The Securities and Exchange Commission (SEC) okayed a new Sarbanes-Oxley approach based on regulatory principles rather than iron-clad rules – a move that is in line with a private-sector group that has been pushing for eased business laws and regulations, according to an Associated Press report.
The proposed changes endorsed by the SEC would:
- allow tailoring of company audits to take into account the “particular circumstances” of a business.
- encourage auditors to use their own judgment in the process.
- allow flexibility for auditors in determining when they can rely on work previously done by others.
Officials say the changes help them strike a balance between protecting investors and reducing the arduous financial recordkeeping now required of corporations.
The proposed changes are intended “to eliminate waste and duplication” for companies that must comply with Sarbanes-Oxley, particularly smaller companies that will be governed by the law later this year, according to the SEC (See SEC Small Co. Fiscal Control Audit Standard Set for Wed. Release ).

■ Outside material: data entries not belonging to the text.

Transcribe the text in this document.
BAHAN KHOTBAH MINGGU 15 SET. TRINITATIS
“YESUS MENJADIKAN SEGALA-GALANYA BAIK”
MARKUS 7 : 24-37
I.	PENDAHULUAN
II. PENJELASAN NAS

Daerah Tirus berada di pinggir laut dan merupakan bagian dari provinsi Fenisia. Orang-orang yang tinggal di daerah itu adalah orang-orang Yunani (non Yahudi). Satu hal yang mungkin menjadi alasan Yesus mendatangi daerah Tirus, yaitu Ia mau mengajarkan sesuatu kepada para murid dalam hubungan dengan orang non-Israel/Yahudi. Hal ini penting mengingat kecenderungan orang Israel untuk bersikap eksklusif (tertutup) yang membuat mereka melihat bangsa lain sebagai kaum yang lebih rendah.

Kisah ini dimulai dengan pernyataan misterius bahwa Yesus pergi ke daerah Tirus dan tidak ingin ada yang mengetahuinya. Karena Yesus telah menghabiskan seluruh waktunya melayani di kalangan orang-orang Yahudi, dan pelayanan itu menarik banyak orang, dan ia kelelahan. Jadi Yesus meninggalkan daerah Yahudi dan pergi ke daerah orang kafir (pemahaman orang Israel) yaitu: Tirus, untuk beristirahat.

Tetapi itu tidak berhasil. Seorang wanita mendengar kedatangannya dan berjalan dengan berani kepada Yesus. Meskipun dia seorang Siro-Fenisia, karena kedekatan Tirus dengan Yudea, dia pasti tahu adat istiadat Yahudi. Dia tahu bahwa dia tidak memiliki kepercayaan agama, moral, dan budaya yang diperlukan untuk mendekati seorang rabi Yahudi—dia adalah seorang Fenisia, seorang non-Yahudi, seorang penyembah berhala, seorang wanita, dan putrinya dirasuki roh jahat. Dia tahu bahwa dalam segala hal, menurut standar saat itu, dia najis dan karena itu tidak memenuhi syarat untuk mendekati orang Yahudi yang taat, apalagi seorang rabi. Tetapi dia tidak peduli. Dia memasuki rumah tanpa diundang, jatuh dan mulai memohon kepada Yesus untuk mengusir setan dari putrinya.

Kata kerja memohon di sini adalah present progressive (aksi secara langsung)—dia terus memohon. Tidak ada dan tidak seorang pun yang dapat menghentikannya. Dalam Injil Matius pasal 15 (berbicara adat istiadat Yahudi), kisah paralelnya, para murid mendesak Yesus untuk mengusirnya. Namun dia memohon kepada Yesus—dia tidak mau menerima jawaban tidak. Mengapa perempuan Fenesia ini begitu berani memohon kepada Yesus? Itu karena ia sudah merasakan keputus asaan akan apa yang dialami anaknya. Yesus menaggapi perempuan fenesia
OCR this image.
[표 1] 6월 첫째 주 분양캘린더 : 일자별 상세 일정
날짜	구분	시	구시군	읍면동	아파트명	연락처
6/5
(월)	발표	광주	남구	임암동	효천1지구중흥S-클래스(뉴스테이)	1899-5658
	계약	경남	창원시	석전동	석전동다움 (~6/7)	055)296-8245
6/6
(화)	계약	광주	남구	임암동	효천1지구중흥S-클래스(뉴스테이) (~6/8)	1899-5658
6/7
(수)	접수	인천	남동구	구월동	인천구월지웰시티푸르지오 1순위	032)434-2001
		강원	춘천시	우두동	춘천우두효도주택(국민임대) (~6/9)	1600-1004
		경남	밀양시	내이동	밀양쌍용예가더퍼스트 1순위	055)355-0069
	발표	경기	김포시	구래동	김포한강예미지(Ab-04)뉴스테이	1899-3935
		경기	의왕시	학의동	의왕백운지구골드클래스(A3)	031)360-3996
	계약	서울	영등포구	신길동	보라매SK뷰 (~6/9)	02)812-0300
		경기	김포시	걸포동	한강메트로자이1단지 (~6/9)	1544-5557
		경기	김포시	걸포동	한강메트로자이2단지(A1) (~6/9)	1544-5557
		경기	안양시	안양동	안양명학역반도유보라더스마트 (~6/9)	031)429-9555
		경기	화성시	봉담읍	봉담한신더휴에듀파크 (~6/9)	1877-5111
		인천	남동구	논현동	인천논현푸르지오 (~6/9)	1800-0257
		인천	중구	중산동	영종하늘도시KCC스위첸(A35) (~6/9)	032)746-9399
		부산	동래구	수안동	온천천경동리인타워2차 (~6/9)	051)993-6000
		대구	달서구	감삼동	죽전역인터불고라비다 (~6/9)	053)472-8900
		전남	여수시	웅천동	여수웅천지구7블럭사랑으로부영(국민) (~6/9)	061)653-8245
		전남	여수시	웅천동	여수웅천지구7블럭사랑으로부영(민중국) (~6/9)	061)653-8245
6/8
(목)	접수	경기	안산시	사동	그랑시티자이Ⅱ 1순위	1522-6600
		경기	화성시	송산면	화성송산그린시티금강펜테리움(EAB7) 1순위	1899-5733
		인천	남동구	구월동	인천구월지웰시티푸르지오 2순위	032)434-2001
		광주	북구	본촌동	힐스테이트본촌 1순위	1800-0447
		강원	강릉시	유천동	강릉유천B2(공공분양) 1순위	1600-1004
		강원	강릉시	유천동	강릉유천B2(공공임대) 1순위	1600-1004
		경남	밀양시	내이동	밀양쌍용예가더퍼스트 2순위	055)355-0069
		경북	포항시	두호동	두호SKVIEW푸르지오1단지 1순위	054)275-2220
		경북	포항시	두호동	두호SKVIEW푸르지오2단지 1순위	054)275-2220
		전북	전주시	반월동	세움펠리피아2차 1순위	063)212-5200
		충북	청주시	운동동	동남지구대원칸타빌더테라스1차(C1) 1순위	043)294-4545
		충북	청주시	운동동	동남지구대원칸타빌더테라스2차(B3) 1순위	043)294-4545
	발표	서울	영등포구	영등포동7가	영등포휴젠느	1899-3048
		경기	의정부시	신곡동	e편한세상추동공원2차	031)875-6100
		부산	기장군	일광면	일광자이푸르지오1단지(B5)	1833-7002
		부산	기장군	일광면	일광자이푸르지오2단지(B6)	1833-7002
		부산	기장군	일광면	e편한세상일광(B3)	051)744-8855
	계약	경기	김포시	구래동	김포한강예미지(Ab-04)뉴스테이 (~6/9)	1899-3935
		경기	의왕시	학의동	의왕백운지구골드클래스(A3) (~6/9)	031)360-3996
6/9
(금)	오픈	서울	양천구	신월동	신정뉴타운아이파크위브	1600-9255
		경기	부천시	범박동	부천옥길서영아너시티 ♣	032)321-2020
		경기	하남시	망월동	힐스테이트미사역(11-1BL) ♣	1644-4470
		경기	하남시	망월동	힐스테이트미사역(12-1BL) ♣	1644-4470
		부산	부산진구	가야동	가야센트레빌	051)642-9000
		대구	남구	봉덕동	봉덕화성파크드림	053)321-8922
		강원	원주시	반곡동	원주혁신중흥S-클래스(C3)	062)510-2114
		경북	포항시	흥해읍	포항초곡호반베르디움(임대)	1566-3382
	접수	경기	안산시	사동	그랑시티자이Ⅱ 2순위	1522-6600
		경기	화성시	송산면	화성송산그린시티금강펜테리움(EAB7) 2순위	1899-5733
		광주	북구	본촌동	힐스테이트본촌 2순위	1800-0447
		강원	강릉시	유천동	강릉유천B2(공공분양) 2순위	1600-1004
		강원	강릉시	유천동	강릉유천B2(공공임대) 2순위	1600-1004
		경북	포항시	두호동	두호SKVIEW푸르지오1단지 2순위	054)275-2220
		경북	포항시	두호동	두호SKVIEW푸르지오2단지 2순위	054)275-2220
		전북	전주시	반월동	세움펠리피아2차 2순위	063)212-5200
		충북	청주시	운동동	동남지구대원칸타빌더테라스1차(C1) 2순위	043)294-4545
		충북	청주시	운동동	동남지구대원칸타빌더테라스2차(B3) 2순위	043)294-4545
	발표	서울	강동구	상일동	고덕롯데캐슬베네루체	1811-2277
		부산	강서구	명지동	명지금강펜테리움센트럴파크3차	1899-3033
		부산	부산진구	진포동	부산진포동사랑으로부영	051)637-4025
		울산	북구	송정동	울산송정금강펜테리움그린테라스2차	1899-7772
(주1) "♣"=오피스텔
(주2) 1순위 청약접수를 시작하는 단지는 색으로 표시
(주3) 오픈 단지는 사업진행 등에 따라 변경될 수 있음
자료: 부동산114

“These needed improvements in the Sarbanes-Oxley process are especially urgent for smaller companies,” said SEC Chairman Christopher Cox, according to the Associated Press report.

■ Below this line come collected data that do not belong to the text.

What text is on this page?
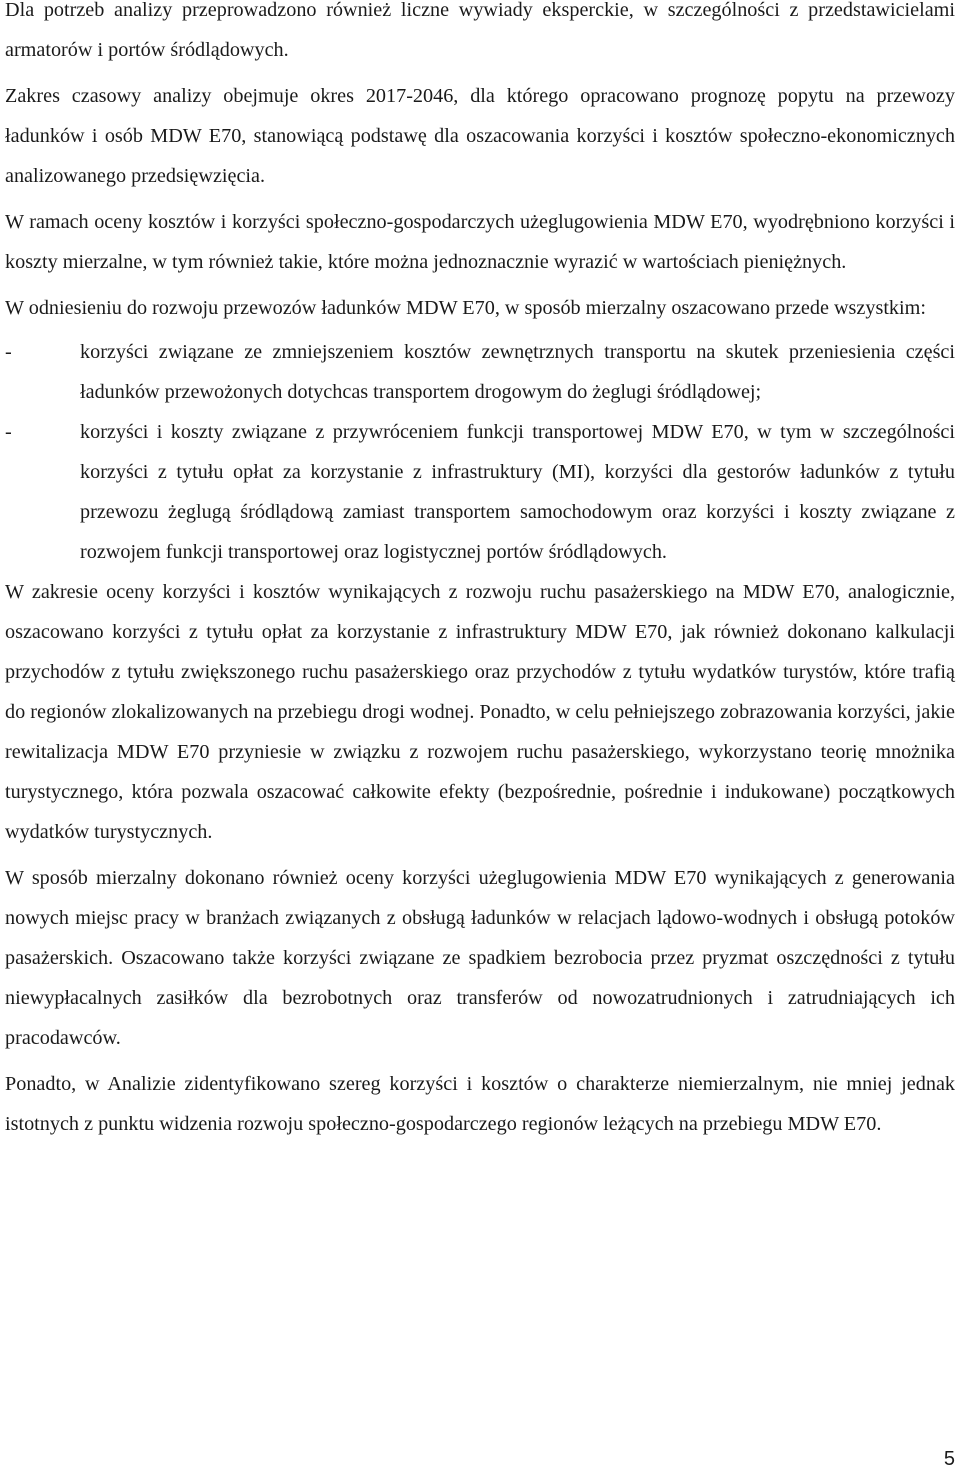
Dla potrzeb analizy przeprowadzono również liczne wywiady eksperckie, w szczególności z przedstawicielami armatorów i portów śródlądowych.

Zakres czasowy analizy obejmuje okres 2017-2046, dla którego opracowano prognozę popytu na przewozy ładunków i osób MDW E70, stanowiącą podstawę dla oszacowania korzyści i kosztów społeczno-ekonomicznych analizowanego przedsięwzięcia.

W ramach oceny kosztów i korzyści społeczno-gospodarczych użeglugowienia MDW E70, wyodrębniono korzyści i koszty mierzalne, w tym również takie, które można jednoznacznie wyrazić w wartościach pieniężnych.

W odniesieniu do rozwoju przewozów ładunków MDW E70, w sposób mierzalny oszacowano przede wszystkim:

-	korzyści związane ze zmniejszeniem kosztów zewnętrznych transportu na skutek przeniesienia części ładunków przewożonych dotychcas transportem drogowym do żeglugi śródlądowej;
-	korzyści i koszty związane z przywróceniem funkcji transportowej MDW E70, w tym w szczególności korzyści z tytułu opłat za korzystanie z infrastruktury (MI), korzyści dla gestorów ładunków z tytułu przewozu żeglugą śródlądową zamiast transportem samochodowym oraz korzyści i koszty związane z rozwojem funkcji transportowej oraz logistycznej portów śródlądowych.

W zakresie oceny korzyści i kosztów wynikających z rozwoju ruchu pasażerskiego na MDW E70, analogicznie, oszacowano korzyści z tytułu opłat za korzystanie z infrastruktury MDW E70, jak również dokonano kalkulacji przychodów z tytułu zwiększonego ruchu pasażerskiego oraz przychodów z tytułu wydatków turystów, które trafią do regionów zlokalizowanych na przebiegu drogi wodnej. Ponadto, w celu pełniejszego zobrazowania korzyści, jakie rewitalizacja MDW E70 przyniesie w związku z rozwojem ruchu pasażerskiego, wykorzystano teorię mnożnika turystycznego, która pozwala oszacować całkowite efekty (bezpośrednie, pośrednie i indukowane) początkowych wydatków turystycznych.

W sposób mierzalny dokonano również oceny korzyści użeglugowienia MDW E70 wynikających z generowania nowych miejsc pracy w branżach związanych z obsługą ładunków w relacjach lądowo-wodnych i obsługą potoków pasażerskich. Oszacowano także korzyści związane ze spadkiem bezrobocia przez pryzmat oszczędności z tytułu niewypłacalnych zasiłków dla bezrobotnych oraz transferów od nowozatrudnionych i zatrudniających ich pracodawców.

Ponadto, w Analizie zidentyfikowano szereg korzyści i kosztów o charakterze niemierzalnym, nie mniej jednak istotnych z punktu widzenia rozwoju społeczno-gospodarczego regionów leżących na przebiegu MDW E70.

5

The vote by the five SEC commissioners was unanimous to support building more leeway into the rules, especially rules for auditors being written by the independent board that oversees the accounting industry. Sarbanes-Oxley, which arose from the 2002 corporate scandal, requires that public companies assess the strength of their internal checks and balances to guard against fraud.

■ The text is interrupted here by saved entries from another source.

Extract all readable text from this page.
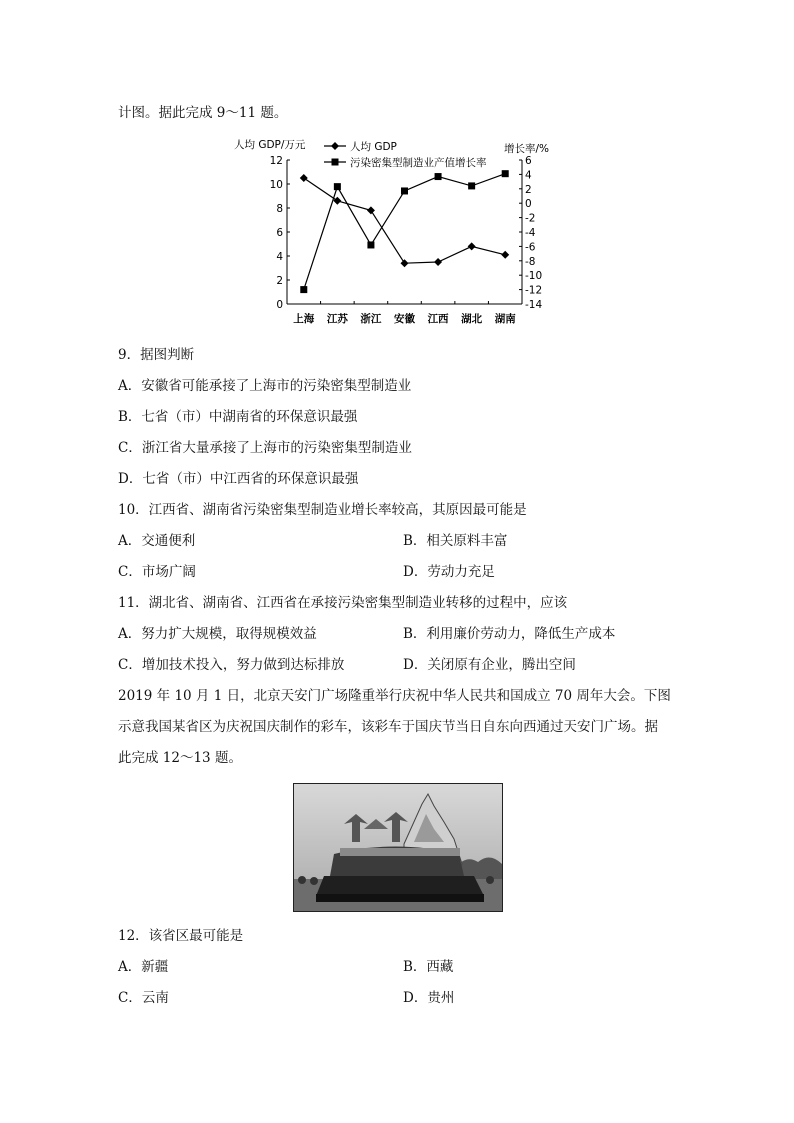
计图。据此完成 9～11 题。
人均 GDP/万元	增长率/%
0
2
4
6
8
10
12
-14
-12
-10
-8
-6
-4
-2
0
2
4
6
上海 江苏 浙江 安徽 江西 湖北 湖南
人均 GDP
污染密集型制造业产值增长率
9．据图判断
A．安徽省可能承接了上海市的污染密集型制造业
B．七省（市）中湖南省的环保意识最强
C．浙江省大量承接了上海市的污染密集型制造业
D．七省（市）中江西省的环保意识最强
10．江西省、湖南省污染密集型制造业增长率较高，其原因最可能是
A．交通便利	B．相关原料丰富
C．市场广阔	D．劳动力充足
11．湖北省、湖南省、江西省在承接污染密集型制造业转移的过程中，应该
A．努力扩大规模，取得规模效益	B．利用廉价劳动力，降低生产成本
C．增加技术投入，努力做到达标排放	D．关闭原有企业，腾出空间
2019 年 10 月 1 日，北京天安门广场隆重举行庆祝中华人民共和国成立 70 周年大会。下图
示意我国某省区为庆祝国庆制作的彩车，该彩车于国庆节当日自东向西通过天安门广场。据
此完成 12～13 题。
12．该省区最可能是
A．新疆	B．西藏
C．云南	D．贵州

According to the news report, Commissioner Paul Atkins said the current law contains numerous duplications in the process and “an incredible amount of needless work.” Commissioner Roel Campos raised concerns about auditors potentially focusing only on the financial controls that present the biggest potential financial risk.
The SEC and the Public Company Accounting Oversight Board (PCAOB) have been working for several months to resolve differences over the rules. A number of experts and investor advocates complain that the SEC is strong-arming the board in a bid to weaken current regulatory standards.
The Commissioners urged the SEC staff to continue to work with the PCAOB to make the internal controls provisions of Section 404 of “more efficient and cost effective,” the commissioners said in a statement .
Under the Sarbanes-Oxley Act, PCAOB audit standards must first be approved by the SEC. The Commission expects the new PCAOB standard will be submitted for SEC review by the end of May or early June, in time for the 2007 financial statement audits, the SEC statement said.